My Lords, I grew up in Ireland and most of my family still live there, so I want to concentrate on the practical implications of this Bill for ordinary people and ordinary traders on both sides of the border. A good example is Northern Ireland’s 3,000 dairy farmers: together, they produce 2.5 billion litres of milk every year, in turn enabling highly valuable exports. Northern Irish dairy goes to 80 countries around the world, and although the six counties represent just 3% of the UK population, they account for 31% of UK dairy exports by value. However, a third of the milk produced cannot be processed within Northern Ireland because of a lack of processing capacity in the Province. The milk needs to be processed in the only factories with adequate capacity, which happen to be located just across the border in the Republic of Ireland. However, for milk to cross the border, a vet from Northern Ireland’s food safety agency must certify that the milk meets EU standards over its whole life cycle. If it does, it can go into the Republic and come back again—pasteurised and processed—ready to go on to make money for the UK economy around the world.
However, if Northern Ireland operates a dual regulatory regime, as proposed in this Bill, products such as animal feed—some from the EU and some from the UK—are likely to be mixed up within the Province, making it impossible for vets to certify that an animal’s milk genuinely meets EU standards. This means that the cow’s produce will be unable to cross the border and unable to be processed. Noble Lords will be aware that you cannot just throw unusable milk down the drain because of the serious ecological issues that that would cause—doing so is rightly banned in British law. So, of necessity, a massive cull of one-third of Northern Ireland’s dairy herd will be needed. Leaving aside the extraordinary economic and animal welfare implications of that process, Northern Ireland does not have the vets or abattoirs to undertake such a cull. Since the animals will not be able to be certified for export—for the same reasons that their milk cannot be certified—they will not be able to go over the border for slaughter either. It will be a Catch-22 situation, full of crushing uncertainty for Northern Ireland’s farming industry. Indeed, the only certainty is that farmers will find themselves unable to repay loans they took out in good faith, in the expectation of profits from the sale of their milk. A collapse in farming incomes will follow, inevitably destroying the hard-won, peaceful sustainability of every local town and village in Northern Ireland.

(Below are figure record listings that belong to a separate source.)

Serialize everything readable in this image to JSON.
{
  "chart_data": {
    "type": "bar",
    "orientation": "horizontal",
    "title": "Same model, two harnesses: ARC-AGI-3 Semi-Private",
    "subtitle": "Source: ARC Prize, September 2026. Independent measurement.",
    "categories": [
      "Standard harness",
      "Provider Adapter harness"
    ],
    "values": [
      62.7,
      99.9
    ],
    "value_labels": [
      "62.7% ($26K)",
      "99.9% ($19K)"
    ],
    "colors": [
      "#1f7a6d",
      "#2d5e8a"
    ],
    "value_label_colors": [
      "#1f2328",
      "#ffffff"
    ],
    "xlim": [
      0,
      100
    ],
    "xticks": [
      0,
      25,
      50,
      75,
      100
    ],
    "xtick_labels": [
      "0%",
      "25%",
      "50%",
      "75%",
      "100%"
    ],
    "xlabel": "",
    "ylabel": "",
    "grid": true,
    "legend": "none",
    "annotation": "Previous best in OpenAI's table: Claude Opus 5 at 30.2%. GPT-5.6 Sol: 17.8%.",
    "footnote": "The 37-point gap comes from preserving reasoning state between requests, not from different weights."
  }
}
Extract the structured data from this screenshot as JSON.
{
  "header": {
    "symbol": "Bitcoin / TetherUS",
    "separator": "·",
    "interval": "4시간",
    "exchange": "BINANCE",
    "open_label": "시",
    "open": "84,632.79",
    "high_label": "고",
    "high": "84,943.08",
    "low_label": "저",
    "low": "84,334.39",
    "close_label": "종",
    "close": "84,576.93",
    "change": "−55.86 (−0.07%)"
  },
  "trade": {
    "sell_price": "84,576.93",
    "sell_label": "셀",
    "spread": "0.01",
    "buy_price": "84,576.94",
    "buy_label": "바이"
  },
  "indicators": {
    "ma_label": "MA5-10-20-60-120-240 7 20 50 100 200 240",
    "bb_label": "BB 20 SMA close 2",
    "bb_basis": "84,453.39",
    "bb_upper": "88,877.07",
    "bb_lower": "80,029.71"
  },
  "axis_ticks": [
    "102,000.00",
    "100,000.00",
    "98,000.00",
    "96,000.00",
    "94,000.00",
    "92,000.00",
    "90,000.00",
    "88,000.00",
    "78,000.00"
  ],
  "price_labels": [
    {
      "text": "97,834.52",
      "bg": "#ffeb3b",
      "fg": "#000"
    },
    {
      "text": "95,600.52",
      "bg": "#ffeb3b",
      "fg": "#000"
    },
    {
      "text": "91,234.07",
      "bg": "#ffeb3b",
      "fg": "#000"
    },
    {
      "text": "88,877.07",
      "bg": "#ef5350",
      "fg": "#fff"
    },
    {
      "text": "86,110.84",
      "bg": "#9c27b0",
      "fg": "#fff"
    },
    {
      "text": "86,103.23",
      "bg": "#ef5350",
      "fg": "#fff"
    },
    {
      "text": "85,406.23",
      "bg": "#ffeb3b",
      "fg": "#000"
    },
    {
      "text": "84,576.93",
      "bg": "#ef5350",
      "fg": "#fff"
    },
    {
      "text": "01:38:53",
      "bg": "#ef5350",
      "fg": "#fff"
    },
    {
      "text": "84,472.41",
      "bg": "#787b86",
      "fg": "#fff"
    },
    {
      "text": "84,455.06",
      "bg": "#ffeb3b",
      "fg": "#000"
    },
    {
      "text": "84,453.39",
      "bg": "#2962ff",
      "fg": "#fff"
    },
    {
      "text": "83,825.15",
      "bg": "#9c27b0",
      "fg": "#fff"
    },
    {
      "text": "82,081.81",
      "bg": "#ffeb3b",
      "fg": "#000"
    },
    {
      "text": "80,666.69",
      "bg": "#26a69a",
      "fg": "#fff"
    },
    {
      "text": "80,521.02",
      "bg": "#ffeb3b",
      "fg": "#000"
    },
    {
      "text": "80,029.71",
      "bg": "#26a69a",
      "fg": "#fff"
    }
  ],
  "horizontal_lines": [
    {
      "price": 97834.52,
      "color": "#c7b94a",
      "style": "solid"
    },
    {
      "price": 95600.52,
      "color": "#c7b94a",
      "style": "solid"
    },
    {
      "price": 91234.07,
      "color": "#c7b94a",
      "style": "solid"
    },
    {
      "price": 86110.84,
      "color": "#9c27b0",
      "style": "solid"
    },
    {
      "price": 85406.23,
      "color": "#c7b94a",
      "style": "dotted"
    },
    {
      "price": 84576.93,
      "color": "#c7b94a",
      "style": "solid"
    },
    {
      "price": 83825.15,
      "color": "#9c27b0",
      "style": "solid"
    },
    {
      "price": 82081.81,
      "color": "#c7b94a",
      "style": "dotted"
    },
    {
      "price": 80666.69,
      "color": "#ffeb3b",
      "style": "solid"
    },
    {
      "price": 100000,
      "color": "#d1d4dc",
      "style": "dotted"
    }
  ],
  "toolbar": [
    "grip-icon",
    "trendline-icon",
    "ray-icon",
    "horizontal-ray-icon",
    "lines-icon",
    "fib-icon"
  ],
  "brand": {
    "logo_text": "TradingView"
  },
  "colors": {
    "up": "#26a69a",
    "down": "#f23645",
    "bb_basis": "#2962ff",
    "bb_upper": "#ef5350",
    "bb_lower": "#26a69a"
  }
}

The risk with which the Minister must grapple this afternoon is not just to the local economies concerned; there is also an inevitable risk that darker forces will exploit newly impoverished communities, fanning the
flames of resentment and driving a wave of renewed unrest. Brexit was not supported by Northern Ireland and was opposed by the Republic. Yet both sides did everything they could to make Brexit work, and the result was the protocol. Bits of these agreements cannot be cherry-picked away: each part of an agreement is a delicate building block of Anglo-Irish relations; move one part, and you risk the whole thing falling over. And for what? After all, if the Government are serious about not having lower standards for food safety and animal welfare than the EU, they surely have nothing to fear from a Swiss-style veterinary agreement with Ireland and the EU, and nothing to gain from this absurd mess of dual regulation.
It is time for a new approach prioritising practical trading relationships, prioritising local economies and, most of all, prioritising hard-won peace over the academic sovereignty that Brexit is alleged to bring. In short, it is time to ditch this rotten Bill.